If you encounter issues connecting to the MCP server, verify that your YAML/JSON configuration paths exist and that the runtime command (such as uvx) is accessible on your system. Ensure the version of the runner supports the features described in your configuration and that any file paths used by tools and prompts are correct.

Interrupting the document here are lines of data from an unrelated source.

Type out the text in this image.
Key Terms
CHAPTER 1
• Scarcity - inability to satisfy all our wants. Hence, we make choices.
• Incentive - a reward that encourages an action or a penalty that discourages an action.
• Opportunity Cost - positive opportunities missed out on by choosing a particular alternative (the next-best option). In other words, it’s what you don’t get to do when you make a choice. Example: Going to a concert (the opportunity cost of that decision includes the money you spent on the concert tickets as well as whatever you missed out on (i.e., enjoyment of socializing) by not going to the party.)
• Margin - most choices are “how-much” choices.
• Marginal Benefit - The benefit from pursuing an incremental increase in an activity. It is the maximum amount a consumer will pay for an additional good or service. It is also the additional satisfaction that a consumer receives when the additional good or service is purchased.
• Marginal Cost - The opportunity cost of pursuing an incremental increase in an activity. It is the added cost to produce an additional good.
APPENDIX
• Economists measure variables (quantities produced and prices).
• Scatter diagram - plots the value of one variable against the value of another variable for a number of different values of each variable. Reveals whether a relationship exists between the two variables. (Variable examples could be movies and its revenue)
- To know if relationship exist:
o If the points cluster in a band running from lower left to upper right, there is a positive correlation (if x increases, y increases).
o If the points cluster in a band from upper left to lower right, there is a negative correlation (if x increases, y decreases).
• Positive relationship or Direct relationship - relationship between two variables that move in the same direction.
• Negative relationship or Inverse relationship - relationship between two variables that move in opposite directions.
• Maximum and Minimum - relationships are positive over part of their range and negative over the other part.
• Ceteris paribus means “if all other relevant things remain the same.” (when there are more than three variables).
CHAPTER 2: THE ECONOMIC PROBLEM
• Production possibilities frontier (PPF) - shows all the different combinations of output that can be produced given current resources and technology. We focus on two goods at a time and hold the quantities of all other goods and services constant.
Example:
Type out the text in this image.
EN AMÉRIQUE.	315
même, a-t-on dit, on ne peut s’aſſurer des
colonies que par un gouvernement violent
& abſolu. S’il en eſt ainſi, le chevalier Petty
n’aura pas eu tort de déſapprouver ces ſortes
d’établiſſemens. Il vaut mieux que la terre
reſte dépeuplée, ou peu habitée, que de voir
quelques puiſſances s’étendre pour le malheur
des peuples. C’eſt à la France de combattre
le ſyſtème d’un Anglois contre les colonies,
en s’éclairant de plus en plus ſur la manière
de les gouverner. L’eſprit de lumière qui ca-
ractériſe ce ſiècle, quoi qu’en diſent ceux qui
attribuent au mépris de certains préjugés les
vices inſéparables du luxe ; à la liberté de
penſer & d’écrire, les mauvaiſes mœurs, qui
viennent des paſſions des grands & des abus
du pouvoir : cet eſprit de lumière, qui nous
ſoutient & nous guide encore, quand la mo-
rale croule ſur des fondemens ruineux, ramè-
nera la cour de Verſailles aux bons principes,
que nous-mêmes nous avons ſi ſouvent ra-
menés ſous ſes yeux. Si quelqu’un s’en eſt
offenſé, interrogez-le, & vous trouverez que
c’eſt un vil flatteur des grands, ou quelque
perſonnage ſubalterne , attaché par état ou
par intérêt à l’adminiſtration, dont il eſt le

Examples you can start with

## Custom server configuration (example 1)
{
  "mcpServers": {
    "mcp_this_custom": {
      "command": "uvx",
      "args": ["mcp-this", "--config-path", "/path/to/your-tools.yaml"]
    }
  }
}
## Preset configuration (example 2)
{
  "mcpServers": {
    "mcp_this": {
      "command": "uvx",
      "args": ["mcp-this", "--preset", "default"]
    }
  }
}

Available tools

get-current-time

Display the current date and time in various formats.

system-info

Get basic system information such as kernel, OS, and CPU cores.

web-scraper

Fetch a webpage and convert it to clean, readable text.

find-large-files

Find files larger than a specified size within a directory.

git-status-summary

Provide a concise overview of git repository status.

test-runner

Run tests with an optional pattern to filter which tests to execute.

docker-container-logs

Retrieve logs from a Docker container.

port-checker

Check which process is using a specific port.

service-status

Check the status of a system service.

disk-usage-analyzer

Analyze disk usage and identify the largest directories.